Yani felsefe’yle meşgul olan, felsefe’nin/felsefe dünyasının içine girmiş olan hikmet talibi, anlamını kavramakta güçlük çektiği bazı kelime ve ıstılahların (terimlerin) ya da bazı mânâ ve mefhumların (kavramların) genel açıklamalarını görmek amacıyla sözlüklerden yararlanma ihtiyacı hissettiği gibi; filozofların hayatını, ustalarını ve talebelerini, hikmeti nasıl anladıklarını veya anlattıklarını vs. -bir kronoloji dahilinde- öğrenmek amacıyla pek tabii ki felsefe tarihi metinlerine de, tabakat kitaplarına da başvurma ihtiyacı hisseder; hissetmelidir de.
Lâkin ne zaman?
Hiç değilse, hikmet pınarının o saf suyundan içmeden (en azından ciddi olarak içmeyi denemeden) önce değil! Çünkü hikmet’le, hikmet’in kendisiyle tanışmadan evvel hikâyât ile meşgul olmak, sırf heveskârlık icabı lüzumsuz bir sürü filozof ve kitap ismini bellemek, hatta içi doldurulmamış kelime ve mefhum listeleriyle boğuşmak abesle iştigâlden ibarettir.

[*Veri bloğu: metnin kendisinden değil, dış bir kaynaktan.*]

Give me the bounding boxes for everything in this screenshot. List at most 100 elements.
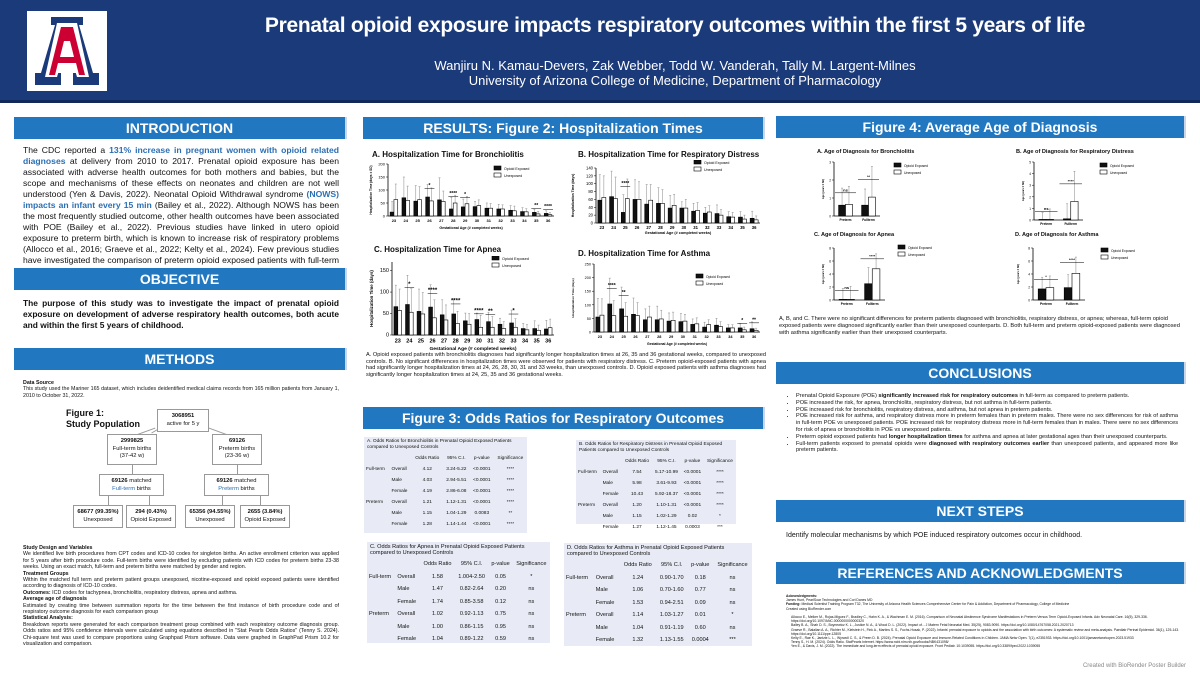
- bar-unexposed: [718, 214, 724, 224]
- y-tick-label: 40: [588, 205, 593, 210]
- y-axis-label: Hospitalization Time (days): [571, 174, 575, 217]
- table-row: Preterm Overall 1.02 0.92-1.13 0.75 ns: [367, 608, 550, 621]
- x-tick-label: 25: [622, 335, 626, 339]
- bar-unexposed: [501, 328, 507, 336]
- bar-opioid-exposed: [437, 199, 442, 217]
- significance-label: ****: [474, 308, 484, 314]
- y-tick-label: 2: [1028, 286, 1030, 290]
- table-cell: [576, 489, 601, 500]
- x-tick-label: 31: [693, 225, 698, 230]
- table-cell: 1.10-1.31: [656, 503, 677, 508]
- bar-unexposed: [464, 203, 470, 217]
- fullterm-matched-count: 69126: [111, 478, 128, 484]
- legend-swatch: [695, 280, 704, 286]
- column-header: p-value: [473, 456, 490, 461]
- bar-unexposed: [513, 326, 518, 336]
- y-tick-label: 1: [1029, 207, 1031, 211]
- table-cell: [367, 583, 395, 596]
- flow-box-fullterm-matched: 69126 matched Full-term births: [99, 474, 164, 496]
- bar-opioid-exposed: [666, 320, 672, 333]
- table-cell: Female: [391, 522, 408, 527]
- author-block: Wanjiru N. Kamau-Devers, Zak Webber, Tod…: [150, 58, 1200, 88]
- bar-opioid-exposed: [484, 207, 490, 217]
- bar-unexposed: [845, 203, 853, 217]
- table-cell: ns: [729, 587, 736, 594]
- bar-unexposed: [536, 329, 541, 336]
- column-header: [367, 558, 395, 571]
- y-tick-label: 8: [1028, 247, 1030, 251]
- section-heading-methods: METHODS: [14, 348, 347, 370]
- section-heading-objective: OBJECTIVE: [14, 268, 347, 290]
- table-cell: 1.04: [632, 624, 644, 631]
- bar-opioid-exposed: [416, 311, 422, 336]
- table-cell: 1.02-1.29: [656, 514, 677, 519]
- acknowledgments: Acknowledgments: James Hunt, PearlSoar T…: [786, 594, 1181, 611]
- table-cell: 1.20: [632, 503, 642, 508]
- table-cell: 0.18: [694, 574, 706, 581]
- table-cell: 1.21: [422, 500, 432, 505]
- significance-label: ns: [1044, 206, 1049, 211]
- y-tick-label: 150: [380, 268, 389, 274]
- bar-opioid-exposed: [451, 313, 456, 336]
- table-cell: Male: [397, 623, 410, 630]
- figure1-label: Figure 1: Study Population: [66, 408, 140, 430]
- bar-opioid-exposed: [643, 319, 648, 333]
- bar-opioid-exposed: [425, 196, 430, 217]
- legend-label: Opioid Exposed: [1110, 164, 1134, 168]
- bar-opioid-exposed: [472, 206, 478, 217]
- table-cell: [564, 622, 594, 635]
- bar-opioid-exposed: [520, 328, 526, 336]
- table-cell: 1.53: [632, 599, 644, 606]
- x-tick-label: 23: [395, 339, 401, 345]
- table-cell: Overall: [391, 500, 407, 505]
- legend-label: Opioid Exposed: [908, 246, 932, 250]
- legend-swatch: [897, 244, 906, 250]
- column-header: p-value: [491, 561, 510, 568]
- x-tick-label: 23: [600, 225, 605, 230]
- y-tick-label: 6: [829, 260, 831, 264]
- bar-opioid-exposed: [609, 196, 614, 224]
- significance-label: ****: [451, 298, 461, 304]
- y-tick-label: 50: [587, 317, 591, 321]
- fig2b-chart: 0 20 40 60 80 100 120 140 23 24 25 **** 26 27 28 29 30 31…: [571, 160, 760, 235]
- next-steps-text: Identify molecular mechanisms by which P…: [786, 532, 1083, 539]
- bar-opioid-exposed: [474, 319, 480, 336]
- root-desc: active for 5 y: [166, 420, 200, 427]
- table-cell: 1.32: [632, 637, 644, 644]
- table-cell: 4.03: [422, 478, 432, 483]
- table-cell: <0.0001: [473, 489, 491, 494]
- significance-label: ****: [544, 204, 552, 210]
- table-cell: 2.86-6.08: [446, 489, 467, 494]
- study-design-text: We identified live birth procedures from…: [23, 551, 339, 571]
- flow-box-preterm-exposed: 2655 (3.84%) Opioid Exposed: [240, 505, 290, 528]
- y-tick-label: 0: [829, 215, 831, 219]
- x-tick-label: 34: [728, 335, 733, 339]
- column-header: Significance: [707, 459, 733, 464]
- table-cell: <0.0001: [473, 522, 491, 527]
- table-cell: Overall: [595, 612, 614, 619]
- x-tick-label: 30: [682, 225, 687, 230]
- table-row: Full-term Overall 1.58 1.004-2.50 0.05 *: [367, 571, 550, 584]
- odds-ratio-table: Odds Ratio 95% C.I. p-value Significance Ful…: [367, 558, 550, 646]
- bar-opioid-exposed: [532, 212, 537, 217]
- x-tick-label: 30: [475, 218, 480, 223]
- significance-label: *: [464, 192, 466, 198]
- bar-opioid-exposed: [656, 203, 661, 224]
- column-header: Significance: [516, 561, 547, 568]
- bar-opioid-exposed: [714, 213, 720, 224]
- column-header: p-value: [684, 459, 701, 464]
- table-cell: Male: [397, 586, 410, 593]
- fullterm-desc: Full-term births: [112, 445, 152, 452]
- column-header: Odds Ratio: [625, 459, 649, 464]
- column-header: p-value: [691, 562, 710, 569]
- fig4d-title: D. Age of Diagnosis for Asthma: [1015, 232, 1099, 238]
- x-tick-label: 33: [510, 218, 515, 223]
- funding-text: Medical Scientist Training Program T32, …: [801, 602, 1070, 607]
- table-cell: 0.0083: [474, 511, 490, 516]
- x-tick-label: Preterm: [1040, 222, 1052, 226]
- x-axis-label: Gestational Age (# completed weeks): [647, 342, 707, 346]
- x-tick-label: 32: [498, 218, 503, 223]
- table-cell: Male: [602, 481, 613, 486]
- flow-connector: [260, 496, 261, 505]
- significance-label: ****: [869, 253, 876, 258]
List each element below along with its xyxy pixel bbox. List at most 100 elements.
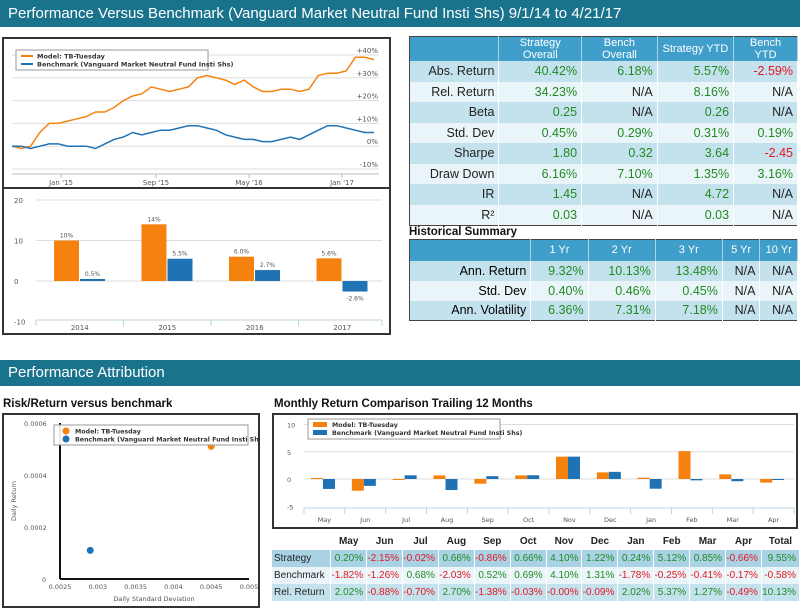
value-cell: 0.19%: [733, 122, 798, 143]
data-label: 10%: [60, 233, 74, 240]
table-row: Beta 0.25 N/A 0.26 N/A: [409, 102, 798, 123]
value-cell: 5.57%: [657, 61, 735, 82]
value-cell: -0.00%: [546, 584, 583, 601]
model-bar: [54, 240, 79, 281]
value-cell: -2.03%: [438, 567, 475, 584]
value-cell: -1.26%: [366, 567, 404, 584]
row-label: Ann. Return: [409, 260, 532, 281]
row-label: Beta: [409, 102, 500, 123]
value-cell: 0.03: [657, 204, 735, 225]
legend-model-label: Model: TB-Tuesday: [37, 53, 106, 61]
x-tick-label: Feb: [686, 516, 698, 524]
y-tick-label: 0: [287, 476, 291, 484]
column-header: Bench YTD: [733, 36, 798, 61]
column-header: 5 Yr: [722, 239, 761, 261]
model-bar: [515, 475, 528, 479]
model-bar: [719, 474, 732, 479]
model-line: [11, 56, 375, 150]
x-axis-label: Daily Standard Deviation: [113, 595, 194, 603]
value-cell: 0.32: [581, 143, 658, 164]
value-cell: N/A: [733, 204, 798, 225]
section-title: Performance Attribution: [8, 364, 165, 381]
y-tick-label: 0%: [367, 138, 378, 146]
benchmark-bar: [323, 479, 335, 489]
table-row: Benchmark -1.82% -1.26% 0.68% -2.03% 0.52% 0.6…: [272, 567, 800, 584]
x-tick-label: Mar: [727, 516, 740, 524]
table-row: Abs. Return 40.42% 6.18% 5.57% -2.59%: [409, 61, 798, 82]
row-label: Benchmark: [272, 567, 332, 584]
value-cell: -1.82%: [330, 567, 368, 584]
value-cell: N/A: [759, 260, 798, 281]
column-header: Dec: [581, 533, 618, 550]
row-label: Sharpe: [409, 143, 500, 164]
value-cell: 5.37%: [653, 584, 691, 601]
value-cell: N/A: [722, 300, 761, 321]
model-bar: [760, 479, 773, 483]
model-bar: [556, 456, 568, 479]
legend-benchmark-label: Benchmark (Vanguard Market Neutral Fund …: [75, 437, 258, 444]
value-cell: 6.16%: [498, 163, 583, 184]
cumulative-return-chart: -10% 0% +10% +20% +30% +40% Jan '15 Sep '15 May …: [2, 37, 391, 189]
benchmark-bar: [690, 479, 703, 481]
model-bar: [637, 477, 650, 479]
column-header: Strategy Overall: [498, 36, 583, 61]
monthly-return-title: Monthly Return Comparison Trailing 12 Mo…: [274, 398, 533, 410]
y-tick-label: 0.0006: [24, 420, 47, 428]
row-label: Rel. Return: [409, 81, 500, 102]
legend-model-label: Model: TB-Tuesday: [332, 422, 398, 429]
data-label: 5.6%: [321, 250, 337, 257]
model-bar: [433, 475, 446, 479]
performance-attribution-banner: Performance Attribution: [0, 360, 800, 386]
page-title-banner: Performance Versus Benchmark (Vanguard M…: [0, 0, 800, 27]
value-cell: 1.27%: [689, 584, 727, 601]
legend-model-swatch: [313, 422, 327, 427]
y-tick-label: +20%: [357, 93, 379, 101]
benchmark-point: [86, 546, 94, 554]
x-tick-label: Jun: [359, 516, 370, 524]
model-bar: [141, 224, 167, 281]
value-cell: 6.18%: [581, 61, 658, 82]
x-tick-label: Dec: [604, 516, 617, 524]
row-label: Draw Down: [409, 163, 500, 184]
value-cell: 2.02%: [330, 584, 368, 601]
legend-model-label: Model: TB-Tuesday: [75, 429, 141, 436]
risk-return-svg: 0 0.0002 0.0004 0.0006 0.0025 0.003 0.0035 0.00…: [10, 420, 265, 603]
table-row: Strategy 0.20% -2.15% -0.02% 0.66% -0.86% 0.66…: [272, 550, 800, 567]
y-tick-label: +40%: [357, 47, 379, 55]
value-cell: 0.03: [498, 204, 583, 225]
y-tick-label: 20: [14, 197, 23, 205]
y-tick-label: 0.0004: [24, 472, 47, 480]
column-header: Nov: [546, 533, 582, 550]
row-label: Strategy: [272, 550, 332, 567]
benchmark-line: [12, 124, 374, 150]
value-cell: -0.66%: [725, 550, 762, 567]
column-header: 3 Yr: [655, 239, 723, 261]
value-cell: 0.25: [498, 102, 583, 123]
value-cell: 34.23%: [498, 81, 583, 102]
value-cell: 3.64: [657, 143, 735, 164]
benchmark-bar: [167, 258, 193, 281]
value-cell: 0.85%: [689, 550, 727, 567]
x-tick-label: 0.005: [240, 583, 258, 591]
monthly-return-table: May Jun Jul Aug Sep Oct Nov Dec Jan Feb Mar Apr Tota…: [272, 533, 800, 601]
x-tick-label: Sep '15: [143, 179, 169, 187]
column-header: Strategy YTD: [657, 36, 735, 61]
benchmark-bar: [649, 479, 662, 489]
value-cell: 0.29%: [581, 122, 658, 143]
value-cell: N/A: [759, 300, 798, 321]
benchmark-bar: [608, 471, 621, 479]
model-bar: [311, 477, 323, 479]
x-tick-label: Nov: [563, 516, 576, 524]
value-cell: 6.36%: [530, 300, 589, 321]
x-tick-label: Jan '15: [48, 179, 73, 187]
value-cell: 0.68%: [402, 567, 439, 584]
x-tick-label: 0.004: [164, 583, 183, 591]
row-label: Rel. Return: [272, 584, 332, 601]
annual-return-chart: -10 0 10 20 2014 10% 0.5% 2015 14% 5.5% 2016 6.0% 2.…: [2, 188, 391, 335]
x-tick-label: 2016: [246, 324, 264, 332]
x-tick-label: 0.003: [88, 583, 107, 591]
historical-summary-table: 1 Yr 2 Yr 3 Yr 5 Yr 10 Yr Ann. Return 9.32% 10…: [409, 239, 798, 321]
x-tick-label: 2014: [71, 324, 89, 332]
column-header: Bench Overall: [581, 36, 658, 61]
value-cell: N/A: [581, 184, 658, 205]
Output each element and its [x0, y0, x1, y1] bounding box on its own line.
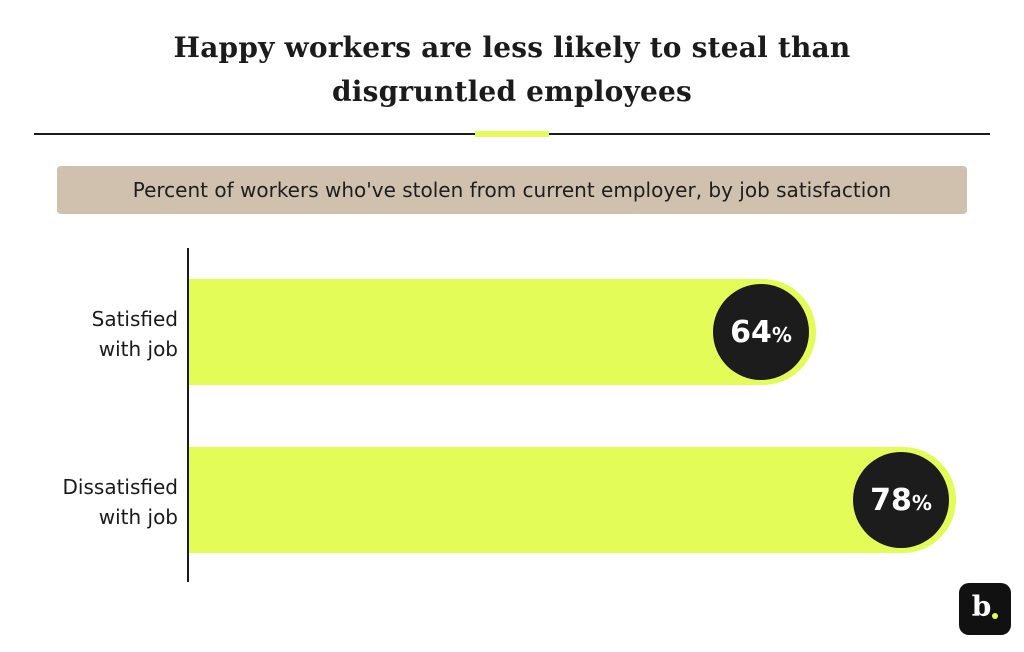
category-label-line-1-0: Dissatisfied: [63, 475, 178, 499]
chart-subtitle: Percent of workers who've stolen from cu…: [132, 178, 892, 202]
category-label-line-0-1: with job: [99, 337, 178, 361]
value-bubble-1: [853, 452, 949, 548]
data-label-unit-0: %: [772, 323, 792, 347]
brand-logo-dot: [992, 613, 999, 619]
bar-chart: 64% Satisfied with job 78% Dissatisfied with …: [63, 248, 956, 582]
brand-logo-letter: b: [971, 590, 992, 623]
category-label-line-0-0: Satisfied: [92, 307, 178, 331]
title-divider-accent: [475, 131, 549, 137]
value-bubble-0: [713, 284, 809, 380]
bar-0: [188, 279, 816, 385]
data-label-0: 64%: [730, 315, 792, 350]
chart-title-line-2: disgruntled employees: [332, 75, 692, 108]
chart-title: Happy workers are less likely to steal t…: [0, 26, 1024, 114]
data-label-value-0: 64: [730, 315, 772, 350]
category-label-0: Satisfied with job: [92, 307, 178, 361]
data-label-unit-1: %: [912, 491, 932, 515]
category-label-line-1-1: with job: [99, 505, 178, 529]
category-label-1: Dissatisfied with job: [63, 475, 178, 529]
bar-1: [188, 447, 956, 553]
data-label-value-1: 78: [870, 483, 912, 518]
chart-subtitle-banner: Percent of workers who've stolen from cu…: [57, 166, 967, 214]
chart-title-line-1: Happy workers are less likely to steal t…: [173, 31, 851, 64]
brand-logo: b: [959, 583, 1011, 635]
data-label-1: 78%: [870, 483, 932, 518]
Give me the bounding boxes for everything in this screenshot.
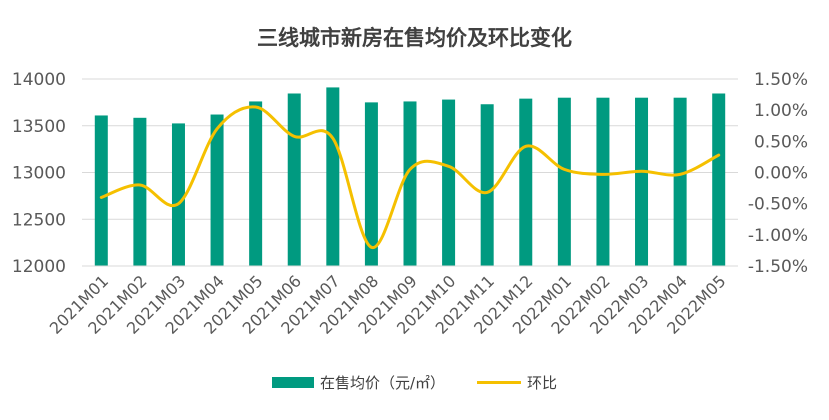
- bar: [442, 99, 456, 266]
- line-point: [138, 183, 141, 186]
- bar: [596, 97, 610, 266]
- bar: [210, 114, 224, 266]
- legend-label-mom: 环比: [527, 374, 558, 392]
- line-point: [370, 246, 373, 249]
- chart-title: 三线城市新房在售均价及环比变化: [257, 26, 572, 50]
- line-series: [99, 105, 721, 249]
- bar: [712, 93, 726, 267]
- bar: [94, 115, 108, 266]
- y-right-tick-label: -1.00%: [748, 226, 808, 246]
- line-point: [679, 173, 682, 176]
- line-point: [524, 145, 527, 148]
- bar: [287, 93, 301, 267]
- y-right-tick-label: -1.50%: [748, 257, 808, 277]
- bar: [480, 104, 494, 267]
- legend-item-mom[interactable]: 环比: [477, 372, 557, 393]
- bar: [635, 97, 649, 266]
- line-point: [177, 202, 180, 205]
- bar: [673, 97, 687, 266]
- bar: [403, 101, 417, 266]
- line-point: [100, 196, 103, 199]
- y-right-tick-label: 1.50%: [754, 70, 808, 90]
- y-right-tick-label: -0.50%: [748, 195, 808, 215]
- line-point: [331, 137, 334, 140]
- y-left-tick-label: 13500: [12, 117, 66, 137]
- bar: [249, 101, 263, 266]
- bar: [364, 102, 378, 266]
- legend: 在售均价（元/㎡） 环比: [0, 372, 829, 393]
- y-left-tick-label: 14000: [12, 70, 66, 90]
- line-point: [409, 168, 412, 171]
- legend-swatch-bar: [271, 377, 314, 388]
- line-point: [563, 168, 566, 171]
- line-point: [717, 154, 720, 157]
- bar: [519, 98, 533, 266]
- line-point: [216, 127, 219, 130]
- y-right-tick-label: 1.00%: [754, 101, 808, 121]
- y-right-tick-label: 0.50%: [754, 132, 808, 152]
- bar: [133, 117, 147, 267]
- bar: [171, 123, 185, 266]
- line-point: [447, 165, 450, 168]
- line-series-path: [99, 105, 721, 249]
- line-point: [293, 135, 296, 138]
- bar-series: [94, 87, 726, 267]
- line-point: [486, 191, 489, 194]
- y-left-tick-label: 12500: [12, 210, 66, 230]
- line-point: [601, 173, 604, 176]
- bar: [557, 97, 571, 266]
- y-right-tick-label: 0.00%: [754, 164, 808, 184]
- y-left-tick-label: 12000: [12, 257, 66, 277]
- bar: [326, 87, 340, 266]
- line-point: [254, 106, 257, 109]
- legend-swatch-line: [477, 381, 522, 384]
- y-left-tick-label: 13000: [12, 164, 66, 184]
- legend-item-price[interactable]: 在售均价（元/㎡）: [271, 372, 446, 393]
- legend-label-price: 在售均价（元/㎡）: [319, 374, 446, 392]
- line-point: [640, 170, 643, 173]
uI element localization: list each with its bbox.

“Reçeli kavanozundan yalamak” biçiminde tabir ettikleri aymazlık budur işte!
Hikmet adlı o güzel sevgilinin kendisini ihmâl edip üzerindeki libası seyretmek; bir açıdan, yolu gösteren levhanın işaret ettiği istikamet üzere gitmek yerine levhanın kendisini incelemekle yetinmek gibidir.
Hikmet’i, yani “hakikatin bilgisi”ni, kendimiz için aramak, ne pahasına olursa olsun aramak ve şayet nasibimiz (nispetimiz) varsa onu bir an evvel bulmak zorundayız.
Evet, kendimiz için aramak ve bulmak zorundayız.
“Kendimiz için...”, yani kendimizi tanımak için... yani kemâle ermek için... yani nasıl olup bittiğini anlamadan kendimizi bütünüyle sarılı bulduğumuz şu dünya adlı çile yumağının içinden hakkıyla/lâyıkıyla sıyrılabilmek için...
En nihayet adam gibi yaşayabilmek ve adam gibi ölebilmek için...
Hâsılı, başka bir şey için değil, kendimiz için kendimizi aramak ve bulmak zorundayız.
Ey talib, ’hikmet’ çağrılarının hakikisi ile sahtelerini birbirlerinden nasıl ayırd edebileceğini soruyorsun.
Pazardaki satıcıları iyi gözle, ve bak bakalım, ellerinde tuttukları, tadını öve öve bitiremedikleri şu reçel kavanozunun kapağı hiç açılmış mı?!
Ayrıca öğrenmeye çalış, efsanevî tadın hikâyesini dillerine dolayanlar, bu tadı sadece işitmişler mi, yoksa bizzat tatmışlar mı? Kendileri hâl ehlinden midirler, yoksa kal ehlinden mi? Bilgileri husulî midir, hudurî mi? Satırdan mı konuşuyorlar, sadırdan mı?
Bu soruların cevabını bulmak, bir talip için hiç de kolay değil; üstelik o talip, sadece hikmet’in bilgisine (hakikatin bilgisinin bilgisine) talip ise.
Lâkin hikmet’in bilgisine değil de, kendisine talip ise, cevapları aramasına bile gerek yok; henüz öğrendiği elif’i yazsın hemen meydanın ortasına; pazar da, pazardakiler de, reçel kavanozları da hâk ile yeksan olsun!